During the early part of 2010, my psychosis evaporated. The Daily Show, for some reason, stopped screening in New Zealand. (It was early in that year, by the way, that Jon carried out his famous "Rally to Restore Sanity"). I was almost entirely free from psychotic symptoms for the next three years and was in fact discharged from the Mental Health System for a year. I never quite managed to get myself entirely off the drugs. In 2013 I became 'unwell' again and voluntarily reentered the service. I felt at the time a need to try to get the record straight. I was, for the first time, later in the year, officially diagnosed schizophrenic. At the beginning of 2014, I was put under the Mental Health Act because I refused medication. Once a month, as a consequence, I began receiving, and still receive, a dosage of Olanzapine administered via needle in the backside - awful to admit, I know. Despite four judicial hearings to try to change my legal status, I have been unsuccessful. At the time, being made the subject of a Compulsory Treatment Order was deeply traumatic because, by that stage in my life, and having had years to think about it, I had completely abandoned my faith in psychiatry and psychiatric medication. I had concluded by then that almost all psychiatrists are either sadists or idiots. It seemed likely to me that anti-psychotics might not only be useless but might well be deleterious. Being put under the Act was terrible and the next couple of years were no better.

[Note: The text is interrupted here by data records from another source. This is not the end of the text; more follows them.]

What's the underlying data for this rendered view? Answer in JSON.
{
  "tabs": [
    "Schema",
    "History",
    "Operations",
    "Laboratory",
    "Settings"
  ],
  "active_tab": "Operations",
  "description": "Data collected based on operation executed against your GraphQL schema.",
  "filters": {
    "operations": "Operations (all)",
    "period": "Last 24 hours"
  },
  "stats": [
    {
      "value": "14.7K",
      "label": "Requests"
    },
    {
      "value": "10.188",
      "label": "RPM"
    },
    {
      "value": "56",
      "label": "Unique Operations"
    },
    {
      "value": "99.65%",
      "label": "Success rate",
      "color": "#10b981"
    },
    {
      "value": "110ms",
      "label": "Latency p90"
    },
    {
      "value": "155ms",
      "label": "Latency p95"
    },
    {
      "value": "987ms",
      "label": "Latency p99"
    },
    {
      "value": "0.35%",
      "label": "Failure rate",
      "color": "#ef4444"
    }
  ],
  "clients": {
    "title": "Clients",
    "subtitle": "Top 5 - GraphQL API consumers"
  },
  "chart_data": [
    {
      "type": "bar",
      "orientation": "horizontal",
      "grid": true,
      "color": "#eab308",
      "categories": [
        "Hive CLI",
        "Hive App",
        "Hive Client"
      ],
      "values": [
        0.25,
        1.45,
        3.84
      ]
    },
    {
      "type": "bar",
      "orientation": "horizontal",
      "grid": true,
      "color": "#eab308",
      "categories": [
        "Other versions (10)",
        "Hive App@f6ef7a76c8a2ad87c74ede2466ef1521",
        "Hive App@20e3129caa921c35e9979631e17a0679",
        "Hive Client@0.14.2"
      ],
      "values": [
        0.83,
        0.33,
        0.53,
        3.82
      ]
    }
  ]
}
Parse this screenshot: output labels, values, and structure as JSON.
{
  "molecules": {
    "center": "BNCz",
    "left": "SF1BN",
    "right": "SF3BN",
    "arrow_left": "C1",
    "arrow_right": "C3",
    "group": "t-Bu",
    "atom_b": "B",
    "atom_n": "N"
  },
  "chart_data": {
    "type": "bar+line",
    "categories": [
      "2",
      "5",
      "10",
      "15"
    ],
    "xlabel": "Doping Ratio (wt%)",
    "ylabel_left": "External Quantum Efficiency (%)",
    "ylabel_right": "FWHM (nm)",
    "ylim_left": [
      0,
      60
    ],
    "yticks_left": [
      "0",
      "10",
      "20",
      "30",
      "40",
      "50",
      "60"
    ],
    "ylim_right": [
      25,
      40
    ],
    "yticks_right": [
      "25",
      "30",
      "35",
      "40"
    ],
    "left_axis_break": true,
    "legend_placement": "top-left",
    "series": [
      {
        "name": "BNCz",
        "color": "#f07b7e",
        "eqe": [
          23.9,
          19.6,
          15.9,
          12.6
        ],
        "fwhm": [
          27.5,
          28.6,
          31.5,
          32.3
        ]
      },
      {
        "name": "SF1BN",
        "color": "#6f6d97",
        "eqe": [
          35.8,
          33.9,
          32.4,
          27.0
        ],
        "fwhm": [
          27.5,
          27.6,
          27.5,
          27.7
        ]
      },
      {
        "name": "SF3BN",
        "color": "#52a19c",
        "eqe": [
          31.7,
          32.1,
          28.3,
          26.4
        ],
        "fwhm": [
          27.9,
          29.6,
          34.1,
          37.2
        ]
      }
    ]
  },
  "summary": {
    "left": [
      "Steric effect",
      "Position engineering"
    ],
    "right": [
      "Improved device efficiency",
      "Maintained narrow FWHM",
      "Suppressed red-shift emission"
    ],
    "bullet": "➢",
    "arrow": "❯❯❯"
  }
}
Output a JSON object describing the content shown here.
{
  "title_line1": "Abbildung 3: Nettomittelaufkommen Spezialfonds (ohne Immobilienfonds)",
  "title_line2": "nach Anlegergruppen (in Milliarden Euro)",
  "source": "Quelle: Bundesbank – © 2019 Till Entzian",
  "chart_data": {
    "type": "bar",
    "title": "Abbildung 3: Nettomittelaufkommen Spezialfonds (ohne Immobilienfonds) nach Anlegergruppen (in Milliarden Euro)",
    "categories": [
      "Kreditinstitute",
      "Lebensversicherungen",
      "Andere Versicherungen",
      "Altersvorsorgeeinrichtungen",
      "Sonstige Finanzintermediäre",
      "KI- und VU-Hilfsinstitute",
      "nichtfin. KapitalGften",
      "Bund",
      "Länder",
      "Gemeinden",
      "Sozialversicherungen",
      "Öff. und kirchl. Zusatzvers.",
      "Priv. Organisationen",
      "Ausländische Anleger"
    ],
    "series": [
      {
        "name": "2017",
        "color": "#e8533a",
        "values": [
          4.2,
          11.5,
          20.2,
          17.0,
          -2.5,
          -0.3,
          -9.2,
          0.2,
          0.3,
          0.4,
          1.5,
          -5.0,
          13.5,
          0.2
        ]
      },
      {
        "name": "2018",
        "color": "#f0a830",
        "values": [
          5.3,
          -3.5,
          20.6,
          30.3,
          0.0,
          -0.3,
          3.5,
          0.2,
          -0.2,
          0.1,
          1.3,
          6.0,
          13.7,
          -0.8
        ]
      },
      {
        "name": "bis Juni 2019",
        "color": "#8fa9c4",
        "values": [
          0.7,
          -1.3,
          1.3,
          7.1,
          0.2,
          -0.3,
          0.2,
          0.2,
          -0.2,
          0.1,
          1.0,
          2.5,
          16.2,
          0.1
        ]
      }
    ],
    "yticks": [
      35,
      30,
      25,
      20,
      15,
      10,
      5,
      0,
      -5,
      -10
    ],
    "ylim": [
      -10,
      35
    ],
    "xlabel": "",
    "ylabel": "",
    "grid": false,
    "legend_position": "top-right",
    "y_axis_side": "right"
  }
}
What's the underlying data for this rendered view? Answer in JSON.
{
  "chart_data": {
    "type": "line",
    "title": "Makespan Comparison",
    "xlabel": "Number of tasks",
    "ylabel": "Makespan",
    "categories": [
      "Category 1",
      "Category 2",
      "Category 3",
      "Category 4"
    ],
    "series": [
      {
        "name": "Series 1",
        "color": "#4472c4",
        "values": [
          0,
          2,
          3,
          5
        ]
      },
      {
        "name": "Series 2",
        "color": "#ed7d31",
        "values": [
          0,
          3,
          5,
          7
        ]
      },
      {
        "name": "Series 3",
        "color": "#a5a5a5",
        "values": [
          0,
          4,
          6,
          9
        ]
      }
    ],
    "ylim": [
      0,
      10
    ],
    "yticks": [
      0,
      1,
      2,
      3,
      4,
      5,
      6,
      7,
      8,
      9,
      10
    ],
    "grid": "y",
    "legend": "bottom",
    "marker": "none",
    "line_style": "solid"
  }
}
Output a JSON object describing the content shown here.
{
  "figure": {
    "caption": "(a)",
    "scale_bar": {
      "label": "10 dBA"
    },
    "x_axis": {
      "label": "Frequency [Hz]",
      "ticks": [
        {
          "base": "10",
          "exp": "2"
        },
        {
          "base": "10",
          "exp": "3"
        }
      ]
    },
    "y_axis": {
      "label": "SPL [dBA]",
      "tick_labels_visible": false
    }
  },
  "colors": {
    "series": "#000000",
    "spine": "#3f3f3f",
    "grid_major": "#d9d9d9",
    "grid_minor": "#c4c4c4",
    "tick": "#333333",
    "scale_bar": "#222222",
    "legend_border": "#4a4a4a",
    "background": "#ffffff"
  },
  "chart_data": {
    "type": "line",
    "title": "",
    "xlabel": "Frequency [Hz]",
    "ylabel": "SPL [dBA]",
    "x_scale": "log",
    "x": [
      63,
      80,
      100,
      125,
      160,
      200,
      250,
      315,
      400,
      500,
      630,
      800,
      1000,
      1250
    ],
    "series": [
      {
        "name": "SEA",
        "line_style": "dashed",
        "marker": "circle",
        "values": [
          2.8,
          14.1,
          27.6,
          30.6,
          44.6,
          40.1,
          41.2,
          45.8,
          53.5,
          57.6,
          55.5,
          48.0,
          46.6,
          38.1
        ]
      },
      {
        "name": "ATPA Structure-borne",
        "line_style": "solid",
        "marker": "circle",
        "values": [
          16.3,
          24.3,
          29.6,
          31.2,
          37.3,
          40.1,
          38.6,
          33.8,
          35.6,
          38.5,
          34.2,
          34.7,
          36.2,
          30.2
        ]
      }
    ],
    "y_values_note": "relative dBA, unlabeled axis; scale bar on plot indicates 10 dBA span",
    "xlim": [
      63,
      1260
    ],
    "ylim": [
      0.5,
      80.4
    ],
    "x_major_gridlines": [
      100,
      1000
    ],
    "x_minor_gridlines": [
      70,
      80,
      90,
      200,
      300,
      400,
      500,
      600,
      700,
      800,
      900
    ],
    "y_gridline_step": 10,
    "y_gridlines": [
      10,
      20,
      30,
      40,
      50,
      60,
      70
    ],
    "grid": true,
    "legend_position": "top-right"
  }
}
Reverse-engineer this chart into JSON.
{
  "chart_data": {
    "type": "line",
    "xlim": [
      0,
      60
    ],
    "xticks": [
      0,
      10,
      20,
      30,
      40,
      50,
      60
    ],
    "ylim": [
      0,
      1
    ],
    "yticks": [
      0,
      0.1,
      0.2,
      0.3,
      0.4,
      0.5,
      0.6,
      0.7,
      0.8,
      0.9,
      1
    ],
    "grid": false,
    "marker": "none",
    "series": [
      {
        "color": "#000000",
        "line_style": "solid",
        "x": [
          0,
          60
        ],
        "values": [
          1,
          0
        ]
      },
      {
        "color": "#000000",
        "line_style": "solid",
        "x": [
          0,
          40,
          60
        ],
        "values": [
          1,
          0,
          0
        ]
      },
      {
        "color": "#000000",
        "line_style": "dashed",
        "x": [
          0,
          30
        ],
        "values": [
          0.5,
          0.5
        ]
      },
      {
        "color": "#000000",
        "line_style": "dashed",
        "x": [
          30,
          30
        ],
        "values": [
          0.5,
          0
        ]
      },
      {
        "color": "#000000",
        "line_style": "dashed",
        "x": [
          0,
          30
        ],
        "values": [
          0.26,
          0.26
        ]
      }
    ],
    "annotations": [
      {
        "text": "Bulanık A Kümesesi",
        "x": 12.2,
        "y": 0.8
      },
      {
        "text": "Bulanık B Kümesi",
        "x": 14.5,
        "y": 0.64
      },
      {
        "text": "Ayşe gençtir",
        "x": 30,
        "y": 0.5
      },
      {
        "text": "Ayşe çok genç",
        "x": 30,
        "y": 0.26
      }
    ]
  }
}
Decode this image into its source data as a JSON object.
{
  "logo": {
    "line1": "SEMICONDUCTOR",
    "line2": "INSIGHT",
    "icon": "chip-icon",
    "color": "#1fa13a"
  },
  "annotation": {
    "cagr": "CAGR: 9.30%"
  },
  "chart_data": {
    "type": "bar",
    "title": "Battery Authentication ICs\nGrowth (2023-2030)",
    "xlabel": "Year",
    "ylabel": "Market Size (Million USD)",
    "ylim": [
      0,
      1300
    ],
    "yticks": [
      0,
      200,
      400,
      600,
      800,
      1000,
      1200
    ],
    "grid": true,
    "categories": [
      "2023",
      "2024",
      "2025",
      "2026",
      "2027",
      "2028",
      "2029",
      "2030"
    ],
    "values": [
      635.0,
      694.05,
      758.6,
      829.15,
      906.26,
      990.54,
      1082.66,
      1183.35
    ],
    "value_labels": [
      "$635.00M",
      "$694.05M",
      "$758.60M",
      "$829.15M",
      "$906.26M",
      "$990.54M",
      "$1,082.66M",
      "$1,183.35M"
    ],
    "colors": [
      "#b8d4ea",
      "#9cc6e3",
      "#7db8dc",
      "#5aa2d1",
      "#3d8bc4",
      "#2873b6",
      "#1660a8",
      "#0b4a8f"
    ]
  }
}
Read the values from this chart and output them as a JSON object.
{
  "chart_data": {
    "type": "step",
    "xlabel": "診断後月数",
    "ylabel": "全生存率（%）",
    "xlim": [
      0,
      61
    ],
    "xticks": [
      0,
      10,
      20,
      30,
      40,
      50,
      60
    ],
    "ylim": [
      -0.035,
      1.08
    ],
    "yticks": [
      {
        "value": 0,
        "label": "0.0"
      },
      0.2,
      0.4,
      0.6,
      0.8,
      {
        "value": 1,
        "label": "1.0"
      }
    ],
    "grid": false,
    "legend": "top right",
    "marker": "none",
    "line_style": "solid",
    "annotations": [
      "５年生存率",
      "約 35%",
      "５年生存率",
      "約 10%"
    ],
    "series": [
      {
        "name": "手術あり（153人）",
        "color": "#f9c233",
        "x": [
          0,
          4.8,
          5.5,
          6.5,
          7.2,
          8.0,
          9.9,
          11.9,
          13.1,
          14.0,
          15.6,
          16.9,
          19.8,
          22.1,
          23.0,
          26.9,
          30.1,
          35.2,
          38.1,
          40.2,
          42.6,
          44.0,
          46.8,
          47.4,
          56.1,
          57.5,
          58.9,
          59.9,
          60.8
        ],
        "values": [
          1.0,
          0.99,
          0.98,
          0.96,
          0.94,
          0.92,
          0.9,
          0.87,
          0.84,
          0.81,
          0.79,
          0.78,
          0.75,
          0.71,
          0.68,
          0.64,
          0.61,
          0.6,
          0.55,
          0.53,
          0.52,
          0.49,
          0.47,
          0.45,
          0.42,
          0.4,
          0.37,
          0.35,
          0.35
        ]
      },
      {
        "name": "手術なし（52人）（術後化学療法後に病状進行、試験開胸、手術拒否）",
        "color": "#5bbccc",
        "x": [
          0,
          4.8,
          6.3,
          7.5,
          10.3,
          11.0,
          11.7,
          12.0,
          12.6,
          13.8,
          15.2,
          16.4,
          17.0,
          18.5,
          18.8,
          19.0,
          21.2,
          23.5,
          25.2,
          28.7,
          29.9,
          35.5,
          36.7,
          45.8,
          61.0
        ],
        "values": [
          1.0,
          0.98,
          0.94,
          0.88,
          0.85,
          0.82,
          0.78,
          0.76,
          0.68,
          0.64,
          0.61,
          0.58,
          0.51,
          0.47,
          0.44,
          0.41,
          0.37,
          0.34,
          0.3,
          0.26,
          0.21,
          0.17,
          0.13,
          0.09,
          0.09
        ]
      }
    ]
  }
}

Also early in 2014, the Daily Show returned to New Zealand TV. This was important to me. I felt like my imaginary friend had come back to help me when I needed him. That year Jon helped me again, as he had in 2009, to get through a very difficult time.
I'll finish this piece by returning to what I said at the beginning - that schizophrenics require positive role models, people willing to admit that they have experienced psychosis. It seems to me quite likely that Jon is a possible candidate for such a role, that he is or was, if not quite a high-functioning schizophrenic, then at least a schizotypal personality. Stephen Fry has talked about hearing voices when he was younger, as has Lady Gaga when she was interviewed by Graham Norton. Is it so strange to think that Jon Stewart might also have heard voices?